Secretary of State Clinton is back in the Middle East attempting to get the region to accept Israel. It will never happen. Not in this form. Iran, Turkey, and Egypt are the normal players and one of them will have to dominate. Or the Arabs and Jews will have to make up and form a unitary state. It could happen if the USA and the British would stop stirring up the pot and insisting on having a colony in the heart of the Middle East. I could see a revived Phoenicia with Israel and Lebanon and Jordan forming a unitary state but dividing Israel and Palestine into two mini states is inherently unstable and can only be propped up by constant intervention from the west.

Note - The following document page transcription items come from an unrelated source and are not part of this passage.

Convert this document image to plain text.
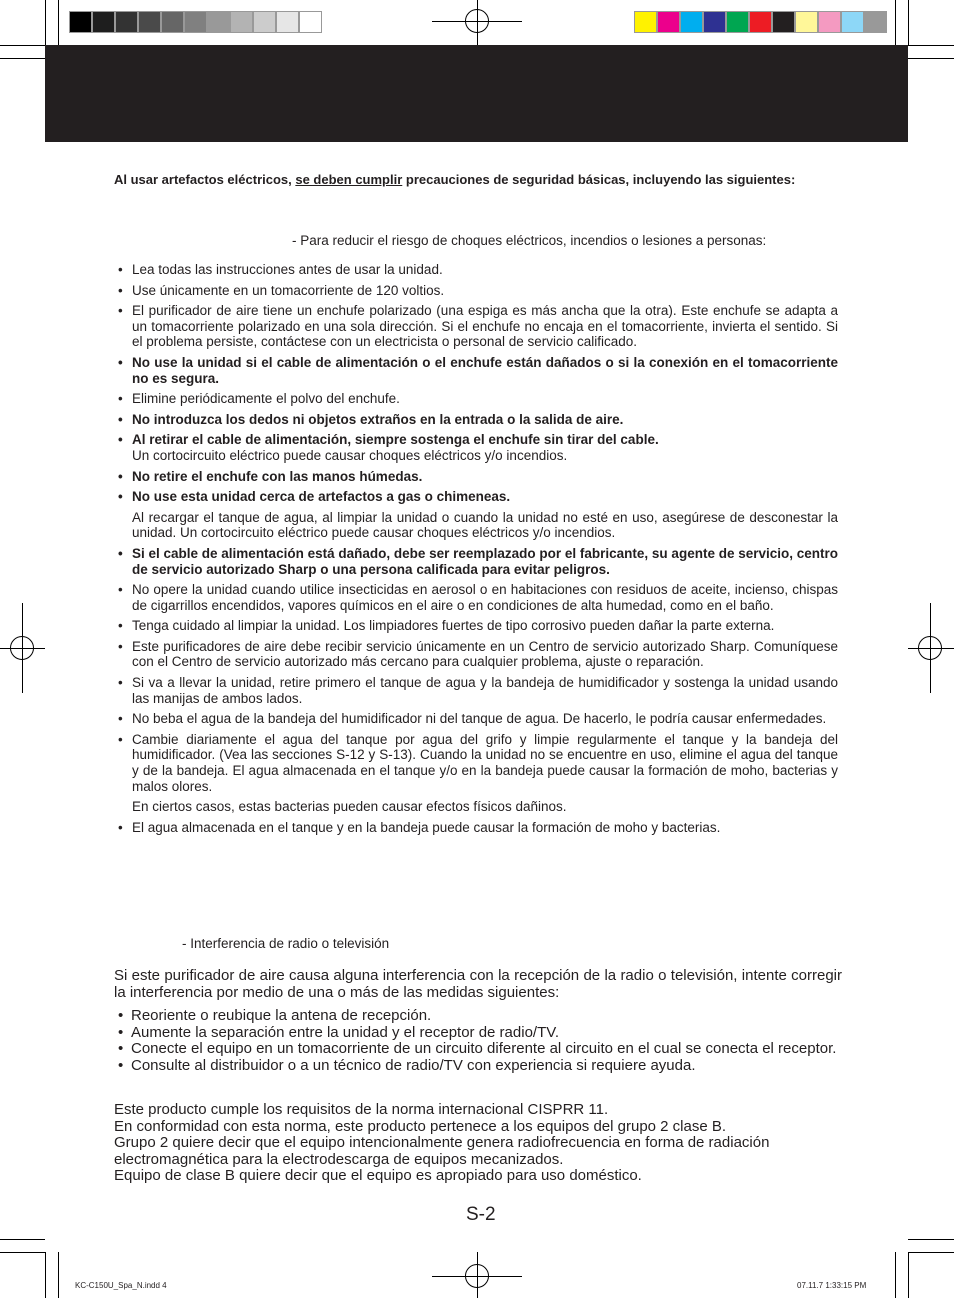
Al usar artefactos eléctricos, se deben cumplir precauciones de seguridad básicas, incluyendo las siguientes:
- Para reducir el riesgo de choques eléctricos, incendios o lesiones a personas:
• Lea todas las instrucciones antes de usar la unidad.
• Use únicamente en un tomacorriente de 120 voltios.
• El purificador de aire tiene un enchufe polarizado (una espiga es más ancha que la otra). Este enchufe se adapta a un tomacorriente polarizado en una sola dirección. Si el enchufe no encaja en el tomacorriente, invierta el sentido. Si el problema persiste, contáctese con un electricista o personal de servicio calificado.
• No use la unidad si el cable de alimentación o el enchufe están dañados o si la conexión en el tomacorriente no es segura.
• Elimine periódicamente el polvo del enchufe.
• No introduzca los dedos ni objetos extraños en la entrada o la salida de aire.
• Al retirar el cable de alimentación, siempre sostenga el enchufe sin tirar del cable.
Un cortocircuito eléctrico puede causar choques eléctricos y/o incendios.
• No retire el enchufe con las manos húmedas.
• No use esta unidad cerca de artefactos a gas o chimeneas.
Al recargar el tanque de agua, al limpiar la unidad o cuando la unidad no esté en uso, asegúrese de desconestar la unidad. Un cortocircuito eléctrico puede causar choques eléctricos y/o incendios.
• Si el cable de alimentación está dañado, debe ser reemplazado por el fabricante, su agente de servicio, centro de servicio autorizado Sharp o una persona calificada para evitar peligros.
• No opere la unidad cuando utilice insecticidas en aerosol o en habitaciones con residuos de aceite, incienso, chispas de cigarrillos encendidos, vapores químicos en el aire o en condiciones de alta humedad, como en el baño.
• Tenga cuidado al limpiar la unidad. Los limpiadores fuertes de tipo corrosivo pueden dañar la parte externa.
• Este purificadores de aire debe recibir servicio únicamente en un Centro de servicio autorizado Sharp. Comuníquese con el Centro de servicio autorizado más cercano para cualquier problema, ajuste o reparación.
• Si va a llevar la unidad, retire primero el tanque de agua y la bandeja de humidificador y sostenga la unidad usando las manijas de ambos lados.
• No beba el agua de la bandeja del humidificador ni del tanque de agua. De hacerlo, le podría causar enfermedades.
• Cambie diariamente el agua del tanque por agua del grifo y limpie regularmente el tanque y la bandeja del humidificador. (Vea las secciones S-12 y S-13). Cuando la unidad no se encuentre en uso, elimine el agua del tanque y de la bandeja. El agua almacenada en el tanque y/o en la bandeja puede causar la formación de moho, bacterias y malos olores.
En ciertos casos, estas bacterias pueden causar efectos físicos dañinos.
• El agua almacenada en el tanque y en la bandeja puede causar la formación de moho y bacterias.
- Interferencia de radio o televisión
Si este purificador de aire causa alguna interferencia con la recepción de la radio o televisión, intente corregir la interferencia por medio de una o más de las medidas siguientes:
• Reoriente o reubique la antena de recepción.
• Aumente la separación entre la unidad y el receptor de radio/TV.
• Conecte el equipo en un tomacorriente de un circuito diferente al circuito en el cual se conecta el receptor.
• Consulte al distribuidor o a un técnico de radio/TV con experiencia si requiere ayuda.
Este producto cumple los requisitos de la norma internacional CISPRR 11.
En conformidad con esta norma, este producto pertenece a los equipos del grupo 2 clase B.
Grupo 2 quiere decir que el equipo intencionalmente genera radiofrecuencia en forma de radiación electromagnética para la electrodescarga de equipos mecanizados.
Equipo de clase B quiere decir que el equipo es apropiado para uso doméstico.
S-2
KC-C150U_Spa_N.indd 4	07.11.7 1:33:15 PM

Ultimately the best thing would be for a revived Greco-Turkish State in the region but I don’t see that happening in the near future. There is currently almost as much bad blood between the Greeks and Turks as between the Jews and Arabs but historically there is no reason for it to continue. Once the Persian get the west off their backs and can breathe again and develop some normal institution perhaps they will lead the way to a stable Middle East but the Americans have to get out and the Chinese have to remain as strictly trading partners. They are playing a pretty cool game there now lets hope they don’t get the “Special Nation” bug that the Americans have with that whole hogwash about American Exceptionalism. The Chinese are good at it with their Middle Kingdom but at least they tend to stick the their section of the world. Islam once thought it was the wave of the future, just like Marxists did. It seems that every hyped up nation seems to think it is the best thing ever.
Lets hope in the future we can find a way to play this out without blowing up the place.
Tags: Art Talk, Comitatus Method of Rule In Central Asia, Inner Space Cadets, Middle East Solutions
November 1st, 2009 at 3:46 am
They are more fake, contrasted with the historical, 1st-century Pharisee Jew, than you realize. See http://www.netzarim.col.il
Take (click) the red pill.
November 1st, 2009 at 9:51 am
This is interesting. If I wanted to be a follower of the Torah I would take that version of the red pill as you put it. I am interested in early Jewish history, especially after the destruction of the Temple by the Romans and the period of the first 10 centuries C.E. I will get that book “The Conflict Of the Church and the Synagogue”.
You may know that Philip K. Dick wrote that he thought all history since the 1st century CE is a sham and that we are still living in the biblical era. The movie “Last Temptation of Christ” implied something like that although not very coherently.
America certainly is the New Rome. But is Israel the new Israel? That is another question.